Ari Glass, a local artist who designed Kraken warmup jerseys for Black Hockey History Night, was stunned to hear future versions won’t be worn.
“That’s kind of the whole thing, right?” Glass said. “It’s like you make a jersey, but now none of the players wear the jersey? It’s cool that you can still make a jersey, but it doesn’t really bring it full circle if players are not wearing that jersey that you designed for the players on that team.”
Glass said other Black community members, friends and families he’d discussed his jersey design with viewed it as a chance to “bring different cultures together” in a “fresh” way.
“Especially for me, growing up, and people in the Black community, we were never really into hockey,” he said. “We never had a team. And we weren’t used to being on the ice and watching winter sports.”
Glass said “cross-cultural dialogue” is something he strives for and it was “validating” for him and Black community members to see players wearing his work. “So, to not have the players wear that, that’s not really where it’s at.”
What’s frustrating so many is that NHL players, even outwardly Christian ones such as Ryan Donato and Philipp Grubauer of the Kraken, overwhelmingly wore Pride jerseys without issue. Wearing them was never meant to indoctrinate anyone into the communities being honored or get them to repudiate their own beliefs.
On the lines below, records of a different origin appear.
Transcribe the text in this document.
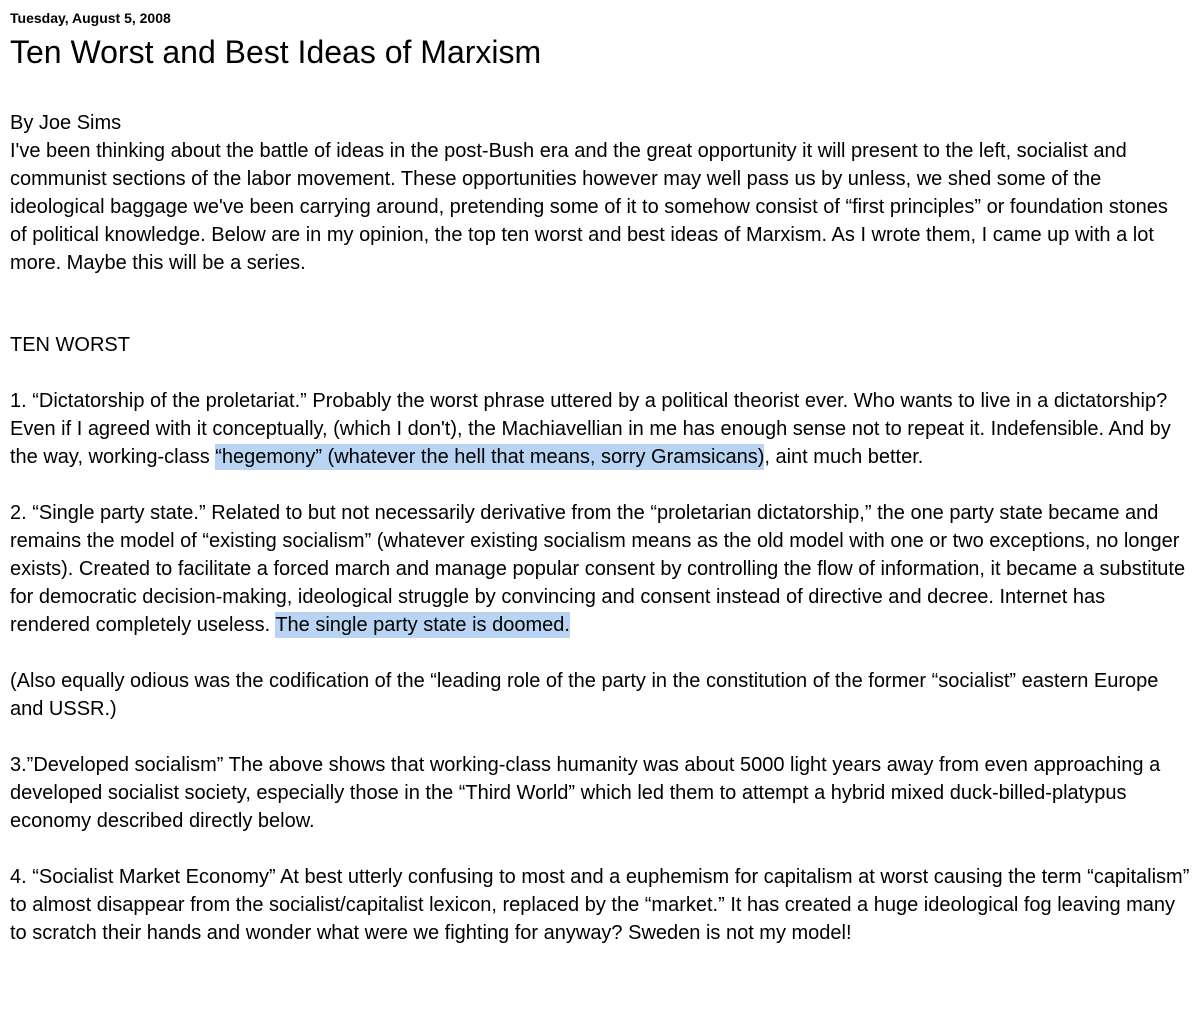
Tuesday, August 5, 2008
Ten Worst and Best Ideas of Marxism
By Joe Sims
I've been thinking about the battle of ideas in the post-Bush era and the great opportunity it will present to the left, socialist and communist sections of the labor movement. These opportunities however may well pass us by unless, we shed some of the ideological baggage we've been carrying around, pretending some of it to somehow consist of “first principles” or foundation stones of political knowledge. Below are in my opinion, the top ten worst and best ideas of Marxism. As I wrote them, I came up with a lot more. Maybe this will be a series.
TEN WORST

1. “Dictatorship of the proletariat.” Probably the worst phrase uttered by a political theorist ever. Who wants to live in a dictatorship? Even if I agreed with it conceptually, (which I don't), the Machiavellian in me has enough sense not to repeat it. Indefensible. And by the way, working-class “hegemony” (whatever the hell that means, sorry Gramsicans), aint much better.

2. “Single party state.” Related to but not necessarily derivative from the “proletarian dictatorship,” the one party state became and remains the model of “existing socialism” (whatever existing socialism means as the old model with one or two exceptions, no longer exists). Created to facilitate a forced march and manage popular consent by controlling the flow of information, it became a substitute for democratic decision-making, ideological struggle by convincing and consent instead of directive and decree. Internet has rendered completely useless. The single party state is doomed.

(Also equally odious was the codification of the “leading role of the party in the constitution of the former “socialist” eastern Europe and USSR.)

3.”Developed socialism” The above shows that working-class humanity was about 5000 light years away from even approaching a developed socialist society, especially those in the “Third World” which led them to attempt a hybrid mixed duck-billed-platypus economy described directly below.

4. “Socialist Market Economy” At best utterly confusing to most and a euphemism for capitalism at worst causing the term “capitalism” to almost disappear from the socialist/capitalist lexicon, replaced by the “market.” It has created a huge ideological fog leaving many to scratch their hands and wonder what were we fighting for anyway? Sweden is not my model!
Rather, it was merely players showing those communities basic decency, support and respect.
“It’s disappointing to see,” Edmonton Oilers star Connor McDavid said of the league’s reversal after winning the Hart Trophy on Monday night, adding: “I know in Edmonton, we were one of the first teams to use the Pride tape. We strongly feel hockey is for everybody, and that includes the Pride nights.”
McDavid’s words matter. But so do his league’s actions.
“It just feels like such a big step backward on the progress we’ve seen specifically from the NHL the last few years,” Gale said. “It seems like they’ve tried to move things in the right direction. But, yeah, this is a big blow.”
A blow that won’t quickly be softened by continuing to invite them to dinner while insisting they keep a lower profile.